Когда мы прибыли из Москвы в Санкт-Петербург, я, понурив голову, посетила с тургруппой Музей-квартиру Ф.М. Достоевского в Кузнечном переулке, послушала историю его семьи, которую рассказывала пожилая женщина-экскурсовод с поразительно худым лицом. Я толком ничего не запомнила, кроме того, что вокруг рта женщины было много тонких морщин, делавших его похожим на сморщенный пельмень, который много раз подогревали.

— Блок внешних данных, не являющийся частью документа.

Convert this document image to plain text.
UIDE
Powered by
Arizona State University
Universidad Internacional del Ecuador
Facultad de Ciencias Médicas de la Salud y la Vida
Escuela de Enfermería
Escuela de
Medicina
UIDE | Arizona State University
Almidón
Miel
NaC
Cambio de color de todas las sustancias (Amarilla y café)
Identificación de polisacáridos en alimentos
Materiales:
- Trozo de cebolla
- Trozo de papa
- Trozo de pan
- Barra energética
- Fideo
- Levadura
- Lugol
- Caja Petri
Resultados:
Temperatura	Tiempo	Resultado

Ещё помню, как она сказала, что правнук Достоевского теперь водит трамвай в том же квартале, где находится Музей-квартира. По поводу этого я позлорадствовала: Достоевский — великий человек в России, а один из его потомков — водитель трамвая. Потом я вспомнила о том, что моя мать тоже писатель, однако я не вышла в люди, как она надеялась. И моя профессия, и брак вполне могут повергнуть её в печаль, но, как бы там ни было, я всё равно работаю госслужащей в столице. Я никогда не интересовалась кабинетом моей матери или литературой. Поэтому, увидев, как моя сестра и её новый ухажёр стоят голова к голове у прилавка в фойе Музея-квартиры Достоевского и покупают книжные закладки с портретом этого великого человека, я быстро приняла решение покинуть их и самостоятельно вернуться домой.
Не дожидаясь нашего возвращения в гостиницу «Смольный», где мы проживали, я, через силу улыбаясь, поделилась своей идеей с сестрой. Она изумилась и сказала: «Объективно говоря, ты ведёшь себя как ребёнок, ещё четыре дня — и мы сможем вернуться вместе». А я про себя сказала: «Прощайте, ваши „объективно говоря“!»
Я хотела вернуться в Пекин прямым рейсом, но это было невозможно. В турагентстве мне сказали, что я должна выехать за границу согласно плану в контракте. Мне необходимо было лететь из Москвы в Хабаровск, а потом через Сибирь в китайский Муданьцзян ехать на поезде. Этот сложный путь должен был сэкономить деньги, поэтому я решила послушаться турагентства.
Летним вечером 2001 года я выпила две бутылки кваса с необычным вкусом в старом и переполненном аэропорту «Домик» и наконец-то дождалась рейса на Хабаровск. Это был старый самолёт Ту-154. Я с потоком пассажиров вошла в салон самолёта и обратила внимание, что многие из них были с Дальнего Востока, больше всего хабаровчан, лишь немного москвичей и таких иностранцев, как я. Я не знаю русский язык и не понимаю разницу в его диалектах, но, как ни странно, я интуитивно отличила москвичей от хабаровчан.
Моё место располагалось в задней части самолёта, у прохода, и я могла видеть большую часть красно-синего ковра, расстеленного в салоне. Ковёр был очень грязный, узоры на нём расплывчатые, однако следы вина, супа и соуса виднелись отчётливо.
Уже немолодые полные стюардессы медленными движениями, лениво помогали пассажирам закрывать багажные отсеки над головой и прочее, излишки помады вокруг губ обнаруживали их небрежное отношение к себе и как будто подавали пассажирам сигнал: это несерьёзный самолёт, вы можете заниматься здесь всём чем заблагорассудится.